Les rêves de Guillaume Bordry pour : Les IUT
Mes rêves sont les trois enjeux que nous nous sommes engagés à relever à l’ADIUT
1. L’enseignement supérieur est trop souvent uniquement piloté par la recherche. Or, je pense qu’il ne faut pas déconnecter l’enseignement et la recherche. Mon premier rêve est que les deux facettes puissent aller de pair, car les IUT sont précisément cela : de la recherche au service de l’enseignement, un enseignement au service du transfert de la technologie.
2. L’enseignement supérieur oublie trop souvent la professionnalisation. Il faut un dialogue entre le MESR et celui du redressement productif sur ce thème. Où sont les métiers, la professionnalisation, les compétences des étudiants ? Je rêve que la mission de l’enseignement supérieur soit aussi la professionnalisation.
3. Enfin, les pôles en construction sont fondés sur la dimension territoriale. C’est positif dans l’optique de proximité de l’enseignement supérieur. Le problème c’est que ce sont des métastructures… Les IUT ont toujours eu cette vocation d’avant-postes de l’enseignement supérieur en France depuis leur création en 1966. L’évolution du paysage ne doit pas faire perdre cette proximité et cette possibilité pour chacun de se former, où qu’il vive en France. Plus généralement je rêve que l’Etat n’oublie pas que l’université fait partie de ses missions, qu’il cesse ce désengagement criminel pour l’avenir du pays !

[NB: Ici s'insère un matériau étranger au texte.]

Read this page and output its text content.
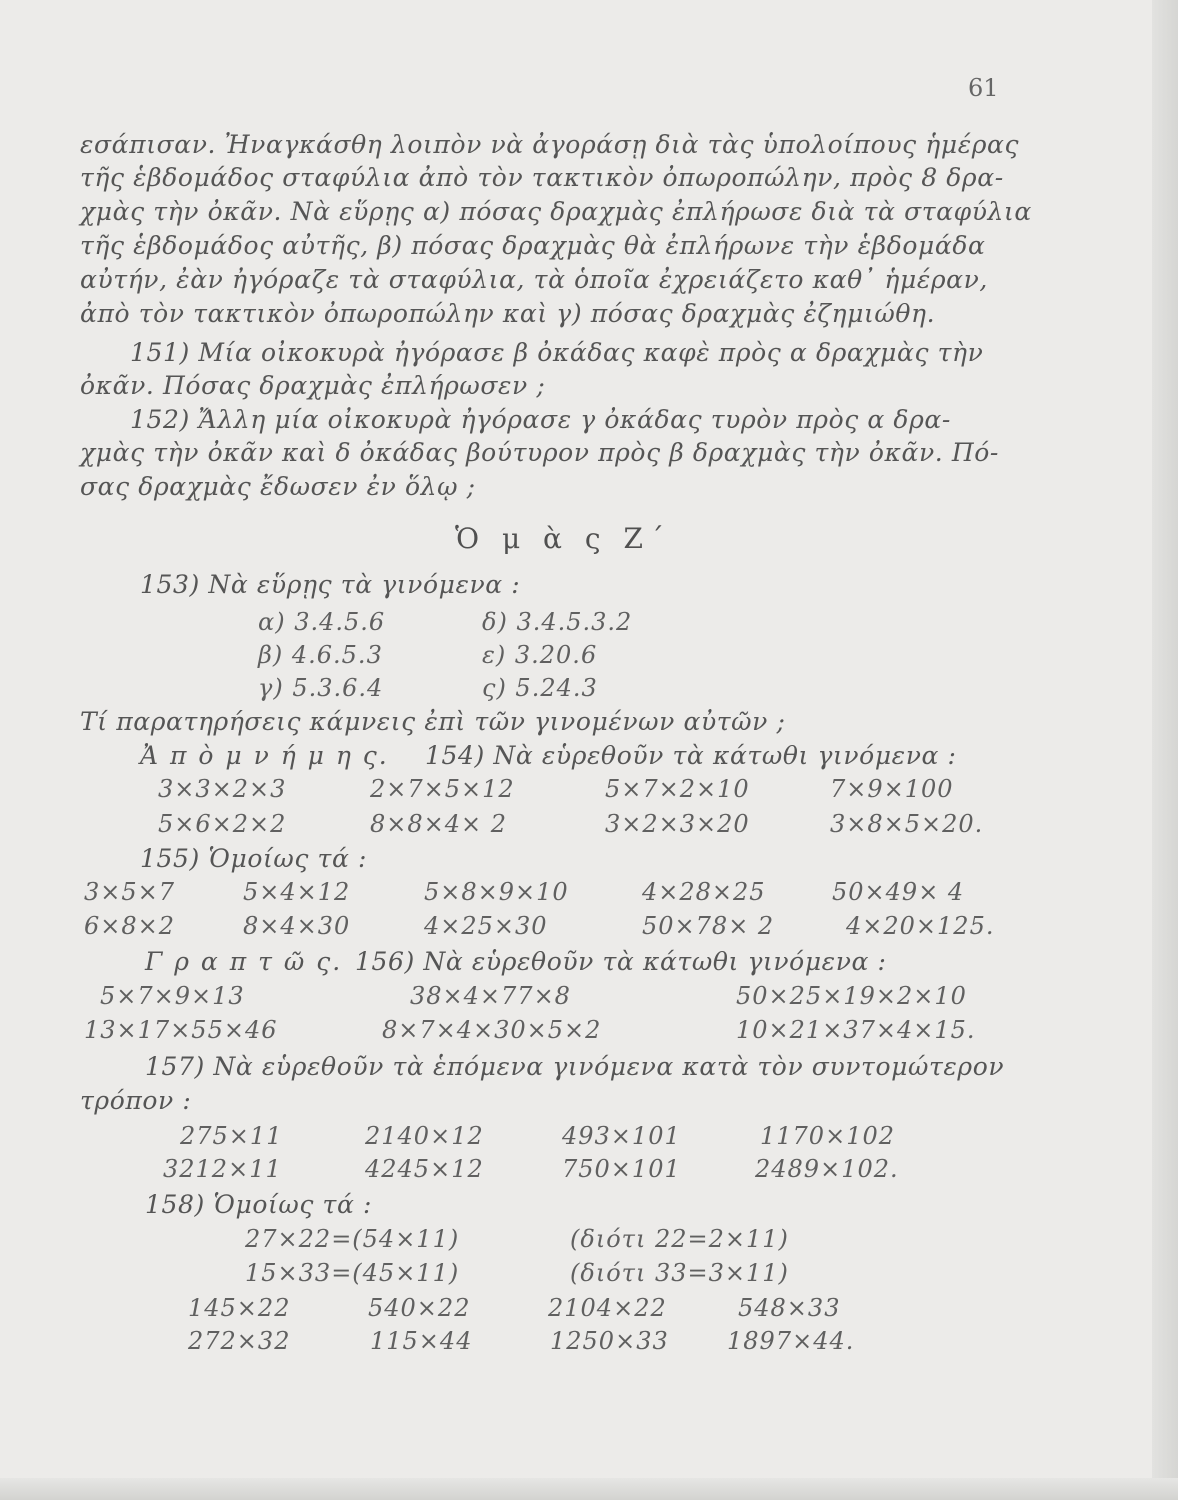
61
εσάπισαν. Ἠναγκάσθη λοιπὸν νὰ ἀγοράσῃ διὰ τὰς ὑπολοίπους ἡμέρας
τῆς ἑβδομάδος σταφύλια ἀπὸ τὸν τακτικὸν ὀπωροπώλην, πρὸς 8 δρα-
χμὰς τὴν ὀκᾶν. Νὰ εὕρῃς α) πόσας δραχμὰς ἐπλήρωσε διὰ τὰ σταφύλια
τῆς ἑβδομάδος αὐτῆς, β) πόσας δραχμὰς θὰ ἐπλήρωνε τὴν ἑβδομάδα
αὐτήν, ἐὰν ἠγόραζε τὰ σταφύλια, τὰ ὁποῖα ἐχρειάζετο καθ᾿ ἡμέραν,
ἀπὸ τὸν τακτικὸν ὀπωροπώλην καὶ γ) πόσας δραχμὰς ἐζημιώθη.
151) Μία οἰκοκυρὰ ἠγόρασε β ὀκάδας καφὲ πρὸς α δραχμὰς τὴν
ὀκᾶν. Πόσας δραχμὰς ἐπλήρωσεν ;
152) Ἄλλη μία οἰκοκυρὰ ἠγόρασε γ ὀκάδας τυρὸν πρὸς α δρα-
χμὰς τὴν ὀκᾶν καὶ δ ὀκάδας βούτυρον πρὸς β δραχμὰς τὴν ὀκᾶν. Πό-
σας δραχμὰς ἔδωσεν ἐν ὅλῳ ;
Ὁ μ ὰ ς Ζ΄
153) Νὰ εὕρῃς τὰ γινόμενα :
α) 3.4.5.6	δ) 3.4.5.3.2
β) 4.6.5.3	ε) 3.20.6
γ) 5.3.6.4	ς) 5.24.3
Τί παρατηρήσεις κάμνεις ἐπὶ τῶν γινομένων αὐτῶν ;
Ἀ π ὸ μ ν ή μ η ς. 154) Νὰ εὑρεθοῦν τὰ κάτωθι γινόμενα :
3×3×2×3	2×7×5×12	5×7×2×10	7×9×100
5×6×2×2	8×8×4× 2	3×2×3×20	3×8×5×20.
155) Ὁμοίως τά :
3×5×7	5×4×12	5×8×9×10	4×28×25	50×49× 4
6×8×2	8×4×30	4×25×30	50×78× 2	4×20×125.
Γ ρ α π τ ῶ ς. 156) Νὰ εὑρεθοῦν τὰ κάτωθι γινόμενα :
5×7×9×13	38×4×77×8	50×25×19×2×10
13×17×55×46	8×7×4×30×5×2	10×21×37×4×15.
157) Νὰ εὑρεθοῦν τὰ ἑπόμενα γινόμενα κατὰ τὸν συντομώτερον
τρόπον :
275×11	2140×12	493×101	1170×102
3212×11	4245×12	750×101	2489×102.
158) Ὁμοίως τά :
27×22=(54×11)	(διότι 22=2×11)
15×33=(45×11)	(διότι 33=3×11)
145×22	540×22	2104×22	548×33
272×32	115×44	1250×33 1897×44.
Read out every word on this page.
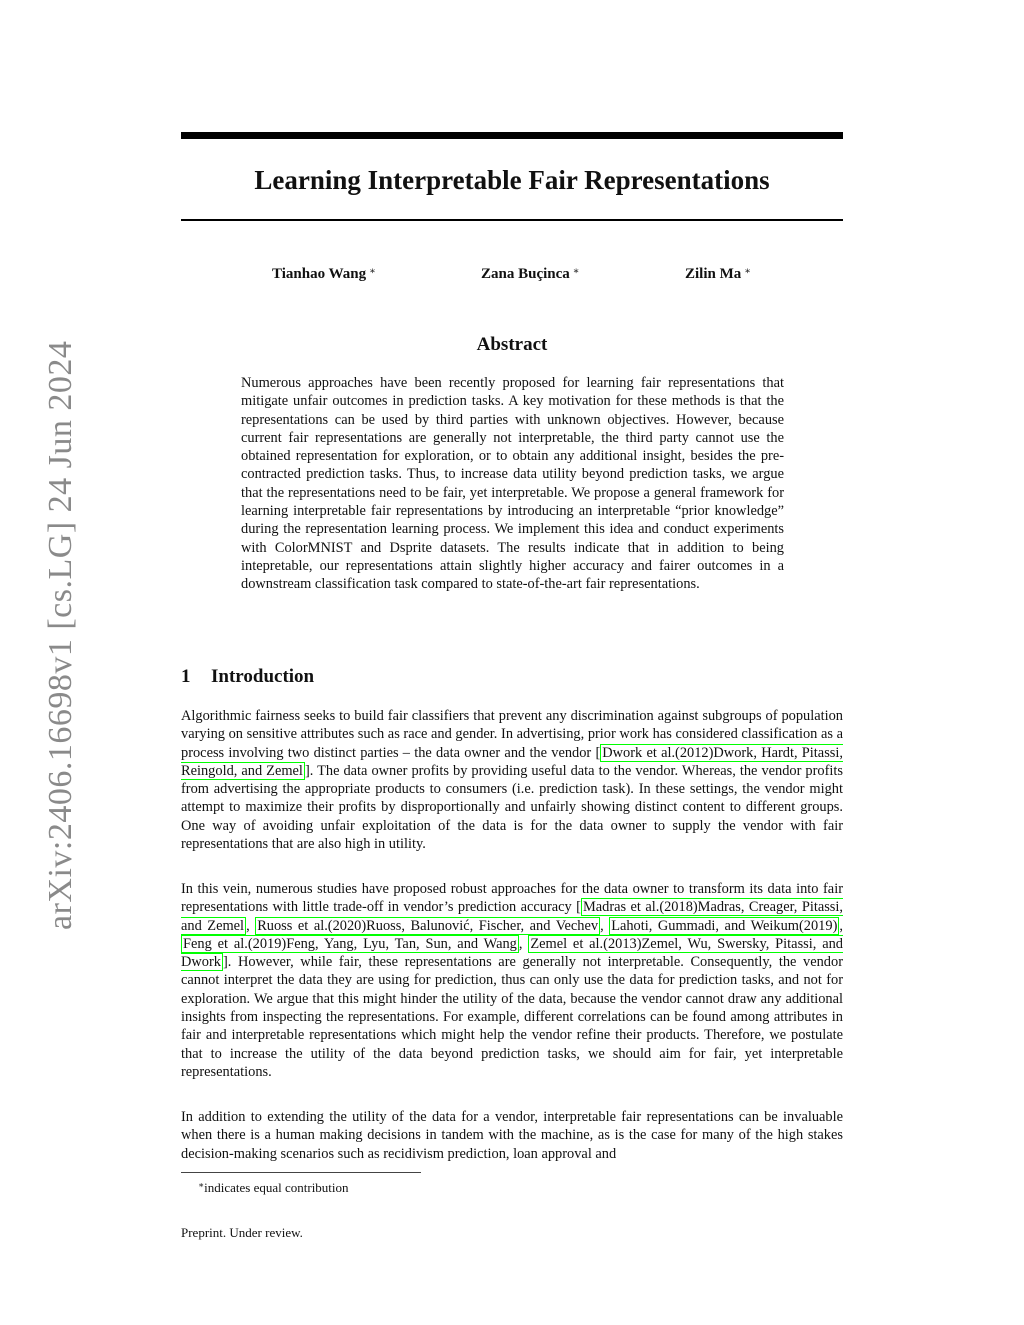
arXiv:2406.16698v1 [cs.LG] 24 Jun 2024
Learning Interpretable Fair Representations
Tianhao Wang ∗	Zana Buçinca ∗	Zilin Ma ∗
Abstract

Numerous approaches have been recently proposed for learning fair representations that mitigate unfair outcomes in prediction tasks. A key motivation for these methods is that the representations can be used by third parties with unknown objectives. However, because current fair representations are generally not interpretable, the third party cannot use the obtained representation for exploration, or to obtain any additional insight, besides the pre-contracted prediction tasks. Thus, to increase data utility beyond prediction tasks, we argue that the representations need to be fair, yet interpretable. We propose a general framework for learning interpretable fair representations by introducing an interpretable “prior knowledge” during the representation learning process. We implement this idea and conduct experiments with ColorMNIST and Dsprite datasets. The results indicate that in addition to being intepretable, our representations attain slightly higher accuracy and fairer outcomes in a downstream classification task compared to state-of-the-art fair representations.

1 Introduction

Algorithmic fairness seeks to build fair classifiers that prevent any discrimination against subgroups of population varying on sensitive attributes such as race and gender. In advertising, prior work has considered classification as a process involving two distinct parties – the data owner and the vendor [ Dwork et al.(2012)Dwork, Hardt, Pitassi, Reingold, and Zemel ]. The data owner profits by providing useful data to the vendor. Whereas, the vendor profits from advertising the appropriate products to consumers (i.e. prediction task). In these settings, the vendor might attempt to maximize their profits by disproportionally and unfairly showing distinct content to different groups. One way of avoiding unfair exploitation of the data is for the data owner to supply the vendor with fair representations that are also high in utility.

In this vein, numerous studies have proposed robust approaches for the data owner to transform its data into fair representations with little trade-off in vendor’s prediction accuracy [ Madras et al.(2018)Madras, Creager, Pitassi, and Zemel , Ruoss et al.(2020)Ruoss, Balunović, Fischer, and Vechev , Lahoti, Gummadi, and Weikum(2019) , Feng et al.(2019)Feng, Yang, Lyu, Tan, Sun, and Wang , Zemel et al.(2013)Zemel, Wu, Swersky, Pitassi, and Dwork ]. However, while fair, these representations are generally not interpretable. Consequently, the vendor cannot interpret the data they are using for prediction, thus can only use the data for prediction tasks, and not for exploration. We argue that this might hinder the utility of the data, because the vendor cannot draw any additional insights from inspecting the representations. For example, different correlations can be found among attributes in fair and interpretable representations which might help the vendor refine their products. Therefore, we postulate that to increase the utility of the data beyond prediction tasks, we should aim for fair, yet interpretable representations.

In addition to extending the utility of the data for a vendor, interpretable fair representations can be invaluable when there is a human making decisions in tandem with the machine, as is the case for many of the high stakes decision-making scenarios such as recidivism prediction, loan approval and

∗indicates equal contribution
Preprint. Under review.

Aux étudiants : Je souhaite à nos étudiants qu’étudier en IUT soit le fruit d’un vrai choix, et non de quotas ou des hasards d’APB. Je rêve que le système permette aux jeunes de vraiment choisir leur filière. A nos étudiants, je souhaite surtout qu’ils trouvent ce qu’ils sont venus chercher, que nos formations soient à la hauteur de leurs espérances.